Observe that it was an achromatic prism, treating all wave-lengths alike; he looked at the deviated image of a star, not at its dispersed image or spectrum,—else he might have detected the change-of-frequency-effect due to motion of source or receiver first actually seen by Sir W. Huggins. I do not think Arago would have seen it, because I do not suppose his arrangements were delicate enough for that very small effect; but there is no error in the conception of his experiment, as Prof. Mascart has inadvertently suggested there was.
Then Maxwell repeated the attempt in a much more powerful manner, a method which could have detected a very minute effect indeed, and Mascart has also repeated it in a simple form. All are absolutely negative.
Well, then, what about aberration?
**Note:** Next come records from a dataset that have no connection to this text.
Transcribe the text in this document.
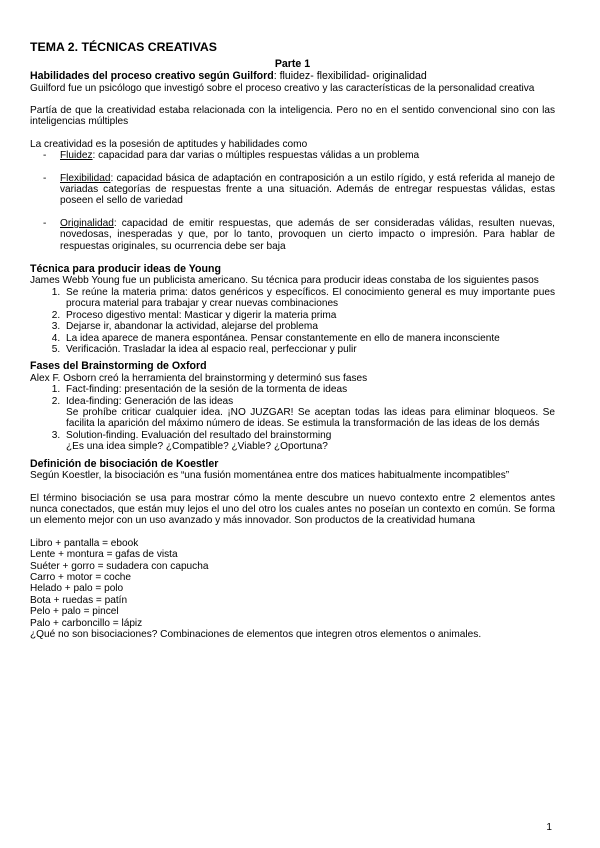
TEMA 2. TÉCNICAS CREATIVAS
Parte 1
Habilidades del proceso creativo según Guilford: fluidez- flexibilidad- originalidad

Guilford fue un psicólogo que investigó sobre el proceso creativo y las características de la personalidad creativa

Partía de que la creatividad estaba relacionada con la inteligencia. Pero no en el sentido convencional sino con las inteligencias múltiples

La creatividad es la posesión de aptitudes y habilidades como

- Fluidez: capacidad para dar varias o múltiples respuestas válidas a un problema
- Flexibilidad: capacidad básica de adaptación en contraposición a un estilo rígido, y está referida al manejo de variadas categorías de respuestas frente a una situación. Además de entregar respuestas válidas, estas poseen el sello de variedad
- Originalidad: capacidad de emitir respuestas, que además de ser consideradas válidas, resulten nuevas, novedosas, inesperadas y que, por lo tanto, provoquen un cierto impacto o impresión. Para hablar de respuestas originales, su ocurrencia debe ser baja
Técnica para producir ideas de Young

James Webb Young fue un publicista americano. Su técnica para producir ideas constaba de los siguientes pasos

1. Se reúne la materia prima: datos genéricos y específicos. El conocimiento general es muy importante pues procura material para trabajar y crear nuevas combinaciones
2. Proceso digestivo mental: Masticar y digerir la materia prima
3. Dejarse ir, abandonar la actividad, alejarse del problema
4. La idea aparece de manera espontánea. Pensar constantemente en ello de manera inconsciente
5. Verificación. Trasladar la idea al espacio real, perfeccionar y pulir
Fases del Brainstorming de Oxford

Alex F. Osborn creó la herramienta del brainstorming y determinó sus fases

1. Fact-finding: presentación de la sesión de la tormenta de ideas
2. Idea-finding: Generación de las ideas
Se prohíbe criticar cualquier idea. ¡NO JUZGAR! Se aceptan todas las ideas para eliminar bloqueos. Se facilita la aparición del máximo número de ideas. Se estimula la transformación de las ideas de los demás
3. Solution-finding. Evaluación del resultado del brainstorming
¿Es una idea simple? ¿Compatible? ¿Viable? ¿Oportuna?
Definición de bisociación de Koestler

Según Koestler, la bisociación es “una fusión momentánea entre dos matices habitualmente incompatibles”

El término bisociación se usa para mostrar cómo la mente descubre un nuevo contexto entre 2 elementos antes nunca conectados, que están muy lejos el uno del otro los cuales antes no poseían un contexto en común. Se forma un elemento mejor con un uso avanzado y más innovador. Son productos de la creatividad humana

Libro + pantalla = ebook

Lente + montura = gafas de vista

Suéter + gorro = sudadera con capucha

Carro + motor = coche

Helado + palo = polo

Bota + ruedas = patín

Pelo + palo = pincel

Palo + carboncillo = lápiz

¿Qué no son bisociaciones? Combinaciones de elementos que integren otros elementos o animales.

1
If one looks through a moving stratum, say a spinning glass disk, there ought to be a shift caused by the motion (see Fig. [4]). That particular experiment has not been tried, but I entertain no doubt about its result, though a high speed and considerable thickness of glass or other medium would be necessary to produce even a microscopic apparent displacement of objects seen through it.
But the speed of the earth is available, and the whole length of a telescope tube may be filled with water; surely that is enough to displace rays of light appreciably.
Sir George Airy tried it at Greenwich on a star, with an appropriate zenith-sector full of water. Stars were seen through the water-telescope precisely as through an air telescope. A negative result again! (The theory is fully dealt with in Chapter [X] and Appendix [3].)
Stellar observations, however, are unnecessarily difficult. Fresnel had pointed out that a terrestrial source of light would do just as well. He had also (being a man of exceeding genius) predicted that nothing would happen. Hoek has now tried it in a perfect manner and nothing did happen.
But these facts are not at all disconcerting; they are just what ought to be anticipated, in the light of true theory. The absence of all effect caused by stagnant dense matter inserted in the path of a beam of light, that is of dense transparent matter not artificially moved with reference to the earth—or rather with reference to source and receiver—is explicable on Fresnel's theory concerning the behaviour of ether inside matter.
If the index of refraction of the matter is called μ, that means that the speed of light inside it is 1/μth of the speed outside or in vacuo. And that is only another way of saying that the virtual etherial density inside it is represented by μ², since the velocity of waves is inversely as the square root of the density of the medium which conveys them;—the elasticity being reckoned as constant, and the same inside as out.